Mathan.Ami, peux-tu penser que d’un zèle frivole
Je me laisse aveugler pour une vaine idole!
Né ministre du Dieu qu’en ce temple on adore,
Peut-être que Mathan le serviroit encore,
Si l’amour des grandeurs, la soif de commander,
Avec son joug étroit pouvoient s’accommoder.
Qu’est-il besoin, Nabal, qu’à tes yeux je rappelle
De Joad et de moi la fameuse querelle?
Vaincu par lui j’entrai dans une autre carrière,
Et mon âme à la cour s’attacha tout entière.
J’approchai par degrés l’oreille des rois;
Et bientôt en oracle on érigea ma voix.
J’étudiai leur cœur, je flattai leurs caprices,
Je leur semai de fleurs le bord des précipices:
Près de leurs passions rien ne me fut sacré;
De mesure et de poids je changeois à leur gré,
Autant que de Joad l’inflexible rudesse
De leur superbe oreille offensoit la mollesse;
Autant je les charmois par ma dextérité,
Dérobant à leurs yeux la triste vérité,
Prêtant à leur fureur des couleurs favorables,
Et prodigue surtout du sang des misérables.[18]

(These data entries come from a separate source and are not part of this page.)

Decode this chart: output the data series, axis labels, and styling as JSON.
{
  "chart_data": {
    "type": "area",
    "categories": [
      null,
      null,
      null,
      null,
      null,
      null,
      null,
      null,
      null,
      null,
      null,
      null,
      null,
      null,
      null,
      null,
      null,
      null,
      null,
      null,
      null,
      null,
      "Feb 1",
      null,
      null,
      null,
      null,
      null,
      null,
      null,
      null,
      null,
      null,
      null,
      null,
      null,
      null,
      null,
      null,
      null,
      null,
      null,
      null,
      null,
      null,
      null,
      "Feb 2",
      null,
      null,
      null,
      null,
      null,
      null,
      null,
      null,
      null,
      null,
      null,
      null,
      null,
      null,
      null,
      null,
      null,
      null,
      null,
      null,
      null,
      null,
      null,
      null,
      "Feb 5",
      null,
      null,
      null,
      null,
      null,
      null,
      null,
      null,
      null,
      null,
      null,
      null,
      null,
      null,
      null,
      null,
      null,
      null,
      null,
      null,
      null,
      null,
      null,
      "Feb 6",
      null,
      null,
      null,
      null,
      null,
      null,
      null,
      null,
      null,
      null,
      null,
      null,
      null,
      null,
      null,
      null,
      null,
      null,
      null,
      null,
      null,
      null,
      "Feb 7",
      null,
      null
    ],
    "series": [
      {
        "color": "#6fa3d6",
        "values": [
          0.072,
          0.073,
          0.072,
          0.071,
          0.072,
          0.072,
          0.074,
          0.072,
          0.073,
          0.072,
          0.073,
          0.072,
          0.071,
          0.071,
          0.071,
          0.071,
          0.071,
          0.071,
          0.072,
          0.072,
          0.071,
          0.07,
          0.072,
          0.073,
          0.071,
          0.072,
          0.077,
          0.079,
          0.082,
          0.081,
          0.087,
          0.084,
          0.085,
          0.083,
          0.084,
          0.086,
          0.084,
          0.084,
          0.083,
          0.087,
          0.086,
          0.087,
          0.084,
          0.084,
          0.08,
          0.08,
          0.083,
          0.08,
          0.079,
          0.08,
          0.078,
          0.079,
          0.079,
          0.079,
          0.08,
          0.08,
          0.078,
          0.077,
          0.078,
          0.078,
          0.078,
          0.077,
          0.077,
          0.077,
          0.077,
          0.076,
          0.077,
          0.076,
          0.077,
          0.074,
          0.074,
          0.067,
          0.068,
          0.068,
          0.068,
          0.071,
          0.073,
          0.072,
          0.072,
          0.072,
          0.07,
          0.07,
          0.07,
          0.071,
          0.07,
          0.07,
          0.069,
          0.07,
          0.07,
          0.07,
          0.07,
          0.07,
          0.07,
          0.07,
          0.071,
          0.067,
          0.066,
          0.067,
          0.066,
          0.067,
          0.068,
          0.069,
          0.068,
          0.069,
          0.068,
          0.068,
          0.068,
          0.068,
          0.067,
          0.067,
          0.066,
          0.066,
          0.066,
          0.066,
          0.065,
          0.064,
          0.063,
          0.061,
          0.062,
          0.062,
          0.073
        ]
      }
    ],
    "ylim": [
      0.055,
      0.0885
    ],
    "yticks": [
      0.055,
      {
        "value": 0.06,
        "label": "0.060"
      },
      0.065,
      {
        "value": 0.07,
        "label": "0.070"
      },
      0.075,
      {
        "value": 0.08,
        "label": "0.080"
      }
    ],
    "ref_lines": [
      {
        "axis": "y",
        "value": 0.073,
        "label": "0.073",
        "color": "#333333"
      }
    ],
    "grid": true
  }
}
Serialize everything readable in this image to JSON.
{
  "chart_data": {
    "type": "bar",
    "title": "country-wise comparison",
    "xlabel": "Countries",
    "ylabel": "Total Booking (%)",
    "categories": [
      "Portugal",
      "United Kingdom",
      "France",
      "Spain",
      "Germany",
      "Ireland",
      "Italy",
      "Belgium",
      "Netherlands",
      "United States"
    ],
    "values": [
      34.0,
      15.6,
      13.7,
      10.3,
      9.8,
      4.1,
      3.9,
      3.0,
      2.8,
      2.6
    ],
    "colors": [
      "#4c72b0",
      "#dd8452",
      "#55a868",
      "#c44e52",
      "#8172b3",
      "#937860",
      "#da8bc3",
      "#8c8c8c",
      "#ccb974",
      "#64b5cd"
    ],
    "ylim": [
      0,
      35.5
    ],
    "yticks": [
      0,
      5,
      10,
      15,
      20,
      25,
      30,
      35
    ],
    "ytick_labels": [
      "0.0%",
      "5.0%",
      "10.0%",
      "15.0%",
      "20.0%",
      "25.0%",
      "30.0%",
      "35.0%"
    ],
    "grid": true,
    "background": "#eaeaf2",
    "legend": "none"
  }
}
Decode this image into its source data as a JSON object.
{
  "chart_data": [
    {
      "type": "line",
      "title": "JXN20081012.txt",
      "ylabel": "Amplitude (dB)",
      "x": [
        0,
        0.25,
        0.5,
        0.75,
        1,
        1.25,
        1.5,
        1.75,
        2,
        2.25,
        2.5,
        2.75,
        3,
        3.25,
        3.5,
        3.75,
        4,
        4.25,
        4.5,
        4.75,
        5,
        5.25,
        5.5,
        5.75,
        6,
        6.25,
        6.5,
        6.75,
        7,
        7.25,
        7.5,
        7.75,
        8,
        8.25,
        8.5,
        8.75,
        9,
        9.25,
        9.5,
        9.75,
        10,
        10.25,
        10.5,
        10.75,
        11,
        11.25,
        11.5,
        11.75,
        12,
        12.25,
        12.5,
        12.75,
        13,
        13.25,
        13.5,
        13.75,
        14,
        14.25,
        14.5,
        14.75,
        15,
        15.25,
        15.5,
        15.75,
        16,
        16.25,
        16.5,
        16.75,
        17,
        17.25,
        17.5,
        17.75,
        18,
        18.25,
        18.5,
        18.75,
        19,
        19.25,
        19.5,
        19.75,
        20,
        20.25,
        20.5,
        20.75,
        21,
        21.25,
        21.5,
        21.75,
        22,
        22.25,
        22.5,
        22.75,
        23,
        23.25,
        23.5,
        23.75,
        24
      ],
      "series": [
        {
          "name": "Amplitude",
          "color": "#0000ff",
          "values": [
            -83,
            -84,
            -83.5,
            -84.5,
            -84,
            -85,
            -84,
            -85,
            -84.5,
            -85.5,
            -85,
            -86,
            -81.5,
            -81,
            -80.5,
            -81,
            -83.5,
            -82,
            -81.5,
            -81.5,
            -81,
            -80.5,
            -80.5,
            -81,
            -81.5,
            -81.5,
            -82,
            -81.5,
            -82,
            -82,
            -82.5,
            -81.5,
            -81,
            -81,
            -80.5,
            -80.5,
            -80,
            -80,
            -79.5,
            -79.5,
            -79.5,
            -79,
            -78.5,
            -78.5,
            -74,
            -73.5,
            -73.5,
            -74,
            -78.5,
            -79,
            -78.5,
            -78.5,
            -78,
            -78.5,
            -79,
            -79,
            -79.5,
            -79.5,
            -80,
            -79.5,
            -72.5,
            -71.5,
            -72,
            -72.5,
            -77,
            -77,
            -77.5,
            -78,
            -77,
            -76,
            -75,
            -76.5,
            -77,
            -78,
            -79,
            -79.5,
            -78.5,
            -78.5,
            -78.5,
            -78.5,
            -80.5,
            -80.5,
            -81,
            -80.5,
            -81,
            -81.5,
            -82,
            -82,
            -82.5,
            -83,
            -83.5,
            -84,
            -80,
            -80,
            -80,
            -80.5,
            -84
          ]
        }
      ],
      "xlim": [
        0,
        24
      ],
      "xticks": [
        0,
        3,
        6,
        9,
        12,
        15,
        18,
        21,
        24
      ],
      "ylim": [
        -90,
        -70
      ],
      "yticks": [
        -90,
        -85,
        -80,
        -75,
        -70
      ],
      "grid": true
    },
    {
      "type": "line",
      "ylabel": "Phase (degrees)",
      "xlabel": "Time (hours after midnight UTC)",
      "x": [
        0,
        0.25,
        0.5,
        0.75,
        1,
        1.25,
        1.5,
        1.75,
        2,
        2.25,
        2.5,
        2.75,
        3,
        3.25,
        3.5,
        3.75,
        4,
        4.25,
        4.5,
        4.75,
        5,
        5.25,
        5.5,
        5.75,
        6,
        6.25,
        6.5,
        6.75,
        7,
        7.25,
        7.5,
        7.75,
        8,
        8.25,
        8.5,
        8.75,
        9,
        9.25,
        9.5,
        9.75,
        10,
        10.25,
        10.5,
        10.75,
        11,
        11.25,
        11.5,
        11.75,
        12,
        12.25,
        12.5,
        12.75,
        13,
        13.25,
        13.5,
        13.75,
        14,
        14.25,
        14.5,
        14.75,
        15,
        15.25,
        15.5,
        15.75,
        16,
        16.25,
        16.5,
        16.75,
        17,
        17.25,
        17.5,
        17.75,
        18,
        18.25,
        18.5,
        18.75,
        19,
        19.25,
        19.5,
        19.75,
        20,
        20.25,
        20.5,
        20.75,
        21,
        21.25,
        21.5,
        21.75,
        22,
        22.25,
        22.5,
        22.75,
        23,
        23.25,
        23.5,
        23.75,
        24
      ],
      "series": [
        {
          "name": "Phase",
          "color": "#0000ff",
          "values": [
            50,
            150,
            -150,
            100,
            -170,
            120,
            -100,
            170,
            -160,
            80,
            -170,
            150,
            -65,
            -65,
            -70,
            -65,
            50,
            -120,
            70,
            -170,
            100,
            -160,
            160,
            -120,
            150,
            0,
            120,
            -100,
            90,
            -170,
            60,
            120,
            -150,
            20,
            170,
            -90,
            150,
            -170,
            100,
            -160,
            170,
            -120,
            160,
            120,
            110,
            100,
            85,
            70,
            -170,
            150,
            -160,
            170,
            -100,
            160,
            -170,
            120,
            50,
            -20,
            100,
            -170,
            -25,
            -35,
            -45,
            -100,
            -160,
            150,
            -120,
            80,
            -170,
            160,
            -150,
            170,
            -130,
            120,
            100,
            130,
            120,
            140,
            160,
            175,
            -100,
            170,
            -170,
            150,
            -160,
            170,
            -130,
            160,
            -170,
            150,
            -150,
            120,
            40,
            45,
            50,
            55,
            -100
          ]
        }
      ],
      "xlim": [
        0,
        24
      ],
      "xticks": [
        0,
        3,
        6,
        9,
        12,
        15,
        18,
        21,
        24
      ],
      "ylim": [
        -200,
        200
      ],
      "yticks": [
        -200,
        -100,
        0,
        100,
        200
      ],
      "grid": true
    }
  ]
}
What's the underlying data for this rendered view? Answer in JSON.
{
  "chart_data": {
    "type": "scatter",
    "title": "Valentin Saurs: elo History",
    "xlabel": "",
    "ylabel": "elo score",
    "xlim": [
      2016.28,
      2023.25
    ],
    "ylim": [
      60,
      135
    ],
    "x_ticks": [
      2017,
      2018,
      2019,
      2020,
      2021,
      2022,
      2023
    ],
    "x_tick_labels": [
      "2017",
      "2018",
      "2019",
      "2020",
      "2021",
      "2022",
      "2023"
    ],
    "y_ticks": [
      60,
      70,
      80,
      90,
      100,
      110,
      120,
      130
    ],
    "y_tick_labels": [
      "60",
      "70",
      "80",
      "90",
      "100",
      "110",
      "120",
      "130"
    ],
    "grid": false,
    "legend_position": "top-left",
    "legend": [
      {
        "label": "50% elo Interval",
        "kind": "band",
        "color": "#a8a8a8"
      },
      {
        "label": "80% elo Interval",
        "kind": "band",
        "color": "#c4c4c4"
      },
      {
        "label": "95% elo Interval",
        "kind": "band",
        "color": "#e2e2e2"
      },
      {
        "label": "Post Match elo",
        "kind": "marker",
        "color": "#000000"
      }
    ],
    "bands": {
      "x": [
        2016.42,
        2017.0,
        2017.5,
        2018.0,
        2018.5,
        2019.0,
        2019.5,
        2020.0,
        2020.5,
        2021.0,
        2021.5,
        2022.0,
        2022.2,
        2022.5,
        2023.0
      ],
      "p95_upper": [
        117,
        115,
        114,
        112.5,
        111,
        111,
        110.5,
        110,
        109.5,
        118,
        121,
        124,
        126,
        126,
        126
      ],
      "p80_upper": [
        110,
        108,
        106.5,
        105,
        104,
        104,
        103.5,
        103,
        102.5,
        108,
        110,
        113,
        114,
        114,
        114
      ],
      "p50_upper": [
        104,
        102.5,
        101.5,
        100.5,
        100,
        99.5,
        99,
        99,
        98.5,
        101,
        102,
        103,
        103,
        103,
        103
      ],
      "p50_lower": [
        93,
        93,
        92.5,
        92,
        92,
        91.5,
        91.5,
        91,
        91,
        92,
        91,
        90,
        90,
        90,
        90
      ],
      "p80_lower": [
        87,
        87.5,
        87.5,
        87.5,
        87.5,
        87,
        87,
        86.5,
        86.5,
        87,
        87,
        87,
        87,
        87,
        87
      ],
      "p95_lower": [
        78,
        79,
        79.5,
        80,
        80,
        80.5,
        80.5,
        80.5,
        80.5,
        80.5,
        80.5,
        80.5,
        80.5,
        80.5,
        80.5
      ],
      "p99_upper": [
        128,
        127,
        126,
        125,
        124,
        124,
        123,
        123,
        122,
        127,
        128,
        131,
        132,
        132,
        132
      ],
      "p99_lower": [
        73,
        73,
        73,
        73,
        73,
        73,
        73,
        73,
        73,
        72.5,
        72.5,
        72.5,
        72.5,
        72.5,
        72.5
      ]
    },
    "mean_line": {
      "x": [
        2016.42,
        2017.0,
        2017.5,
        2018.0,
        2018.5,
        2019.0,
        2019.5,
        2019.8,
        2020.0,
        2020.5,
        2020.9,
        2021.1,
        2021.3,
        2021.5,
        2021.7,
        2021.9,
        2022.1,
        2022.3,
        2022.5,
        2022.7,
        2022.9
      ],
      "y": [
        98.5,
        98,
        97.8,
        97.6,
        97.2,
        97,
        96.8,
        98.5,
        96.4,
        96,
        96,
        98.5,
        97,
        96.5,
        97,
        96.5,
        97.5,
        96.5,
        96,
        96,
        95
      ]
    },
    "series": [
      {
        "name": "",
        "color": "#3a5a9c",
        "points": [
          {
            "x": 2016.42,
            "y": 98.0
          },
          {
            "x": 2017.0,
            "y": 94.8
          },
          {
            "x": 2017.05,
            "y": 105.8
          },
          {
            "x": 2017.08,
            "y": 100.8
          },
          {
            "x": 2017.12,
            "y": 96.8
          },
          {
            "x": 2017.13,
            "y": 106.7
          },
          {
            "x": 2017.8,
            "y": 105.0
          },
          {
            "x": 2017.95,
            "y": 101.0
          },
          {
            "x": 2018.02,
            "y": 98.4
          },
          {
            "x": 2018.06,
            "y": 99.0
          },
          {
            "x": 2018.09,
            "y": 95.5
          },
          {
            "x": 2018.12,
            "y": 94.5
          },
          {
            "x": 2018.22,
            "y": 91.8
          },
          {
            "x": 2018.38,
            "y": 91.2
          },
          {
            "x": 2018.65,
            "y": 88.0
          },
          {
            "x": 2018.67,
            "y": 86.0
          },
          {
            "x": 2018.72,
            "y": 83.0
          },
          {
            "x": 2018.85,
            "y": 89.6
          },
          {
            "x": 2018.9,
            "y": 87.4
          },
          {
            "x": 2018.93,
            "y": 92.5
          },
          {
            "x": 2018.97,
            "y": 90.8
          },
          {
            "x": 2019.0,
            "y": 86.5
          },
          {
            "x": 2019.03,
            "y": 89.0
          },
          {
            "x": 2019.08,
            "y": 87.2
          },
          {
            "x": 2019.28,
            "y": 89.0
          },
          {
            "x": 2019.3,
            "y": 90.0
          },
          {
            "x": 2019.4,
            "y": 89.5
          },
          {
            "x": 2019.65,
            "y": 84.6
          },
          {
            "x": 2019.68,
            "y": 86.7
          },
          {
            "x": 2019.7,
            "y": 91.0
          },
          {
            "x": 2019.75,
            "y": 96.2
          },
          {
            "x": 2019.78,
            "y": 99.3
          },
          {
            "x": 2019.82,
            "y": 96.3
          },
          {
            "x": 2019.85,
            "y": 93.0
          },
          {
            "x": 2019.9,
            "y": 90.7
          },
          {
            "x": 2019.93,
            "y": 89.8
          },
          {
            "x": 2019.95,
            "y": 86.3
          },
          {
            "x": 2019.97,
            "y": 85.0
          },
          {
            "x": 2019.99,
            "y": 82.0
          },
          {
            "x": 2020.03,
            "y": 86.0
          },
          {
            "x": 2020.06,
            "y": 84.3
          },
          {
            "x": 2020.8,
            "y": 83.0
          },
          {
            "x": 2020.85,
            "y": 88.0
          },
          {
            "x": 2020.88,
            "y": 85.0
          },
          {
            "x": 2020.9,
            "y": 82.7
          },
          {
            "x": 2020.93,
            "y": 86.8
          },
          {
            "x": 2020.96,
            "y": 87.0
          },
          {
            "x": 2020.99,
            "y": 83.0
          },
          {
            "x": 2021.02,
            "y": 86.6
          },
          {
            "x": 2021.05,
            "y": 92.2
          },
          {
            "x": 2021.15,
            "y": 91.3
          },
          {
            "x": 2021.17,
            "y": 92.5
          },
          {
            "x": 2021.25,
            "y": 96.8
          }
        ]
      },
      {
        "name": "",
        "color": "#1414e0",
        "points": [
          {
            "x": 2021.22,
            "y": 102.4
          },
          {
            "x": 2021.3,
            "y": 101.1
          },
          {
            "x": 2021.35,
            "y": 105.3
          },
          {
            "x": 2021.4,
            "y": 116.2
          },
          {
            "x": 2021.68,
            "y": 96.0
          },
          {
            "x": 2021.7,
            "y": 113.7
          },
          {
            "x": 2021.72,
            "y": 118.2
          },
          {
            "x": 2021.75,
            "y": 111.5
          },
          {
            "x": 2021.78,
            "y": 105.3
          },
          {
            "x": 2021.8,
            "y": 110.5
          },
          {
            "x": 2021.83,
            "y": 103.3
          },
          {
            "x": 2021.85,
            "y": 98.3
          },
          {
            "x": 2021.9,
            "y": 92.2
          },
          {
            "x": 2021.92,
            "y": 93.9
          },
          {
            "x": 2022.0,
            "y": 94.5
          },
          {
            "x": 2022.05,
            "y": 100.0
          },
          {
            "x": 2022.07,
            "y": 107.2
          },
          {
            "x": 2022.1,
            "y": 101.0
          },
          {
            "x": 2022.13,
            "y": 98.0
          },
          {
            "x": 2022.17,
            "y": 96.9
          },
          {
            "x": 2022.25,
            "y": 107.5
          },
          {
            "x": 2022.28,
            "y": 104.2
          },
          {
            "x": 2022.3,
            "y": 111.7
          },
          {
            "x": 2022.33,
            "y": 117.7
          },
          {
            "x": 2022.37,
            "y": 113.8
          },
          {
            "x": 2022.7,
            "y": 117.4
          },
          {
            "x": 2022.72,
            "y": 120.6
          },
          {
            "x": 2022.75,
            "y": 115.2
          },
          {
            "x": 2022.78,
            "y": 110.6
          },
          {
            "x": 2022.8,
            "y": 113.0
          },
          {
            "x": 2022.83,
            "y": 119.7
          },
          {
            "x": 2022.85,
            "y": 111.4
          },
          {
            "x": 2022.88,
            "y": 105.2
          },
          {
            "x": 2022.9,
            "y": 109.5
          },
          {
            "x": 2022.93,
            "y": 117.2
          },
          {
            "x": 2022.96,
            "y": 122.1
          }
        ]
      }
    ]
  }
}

Déserteur de leur loi, j’approuvai l’entreprise,
Et par là de Baal méritai la prêtrise;
Par là je me rendis terrible à mon rival,
Je ceignis la tiare, et marchai son égal.
Toutefois, je l’avoue, en ce comble de gloire,
De Dieu que j’ai quitté l’importune mémoire
Jette encore en mon âme un reste de terreur;
Et c’est ce qui redouble et nourrit ma fureur.
Heureux, si sur son temple achevant ma vengeance,
Je puis convaincre enfin sa haine d’impuissance,
Et parmi les débris, les ravages, et les morts,
A force d’attentats perdre tous mes remords.[19]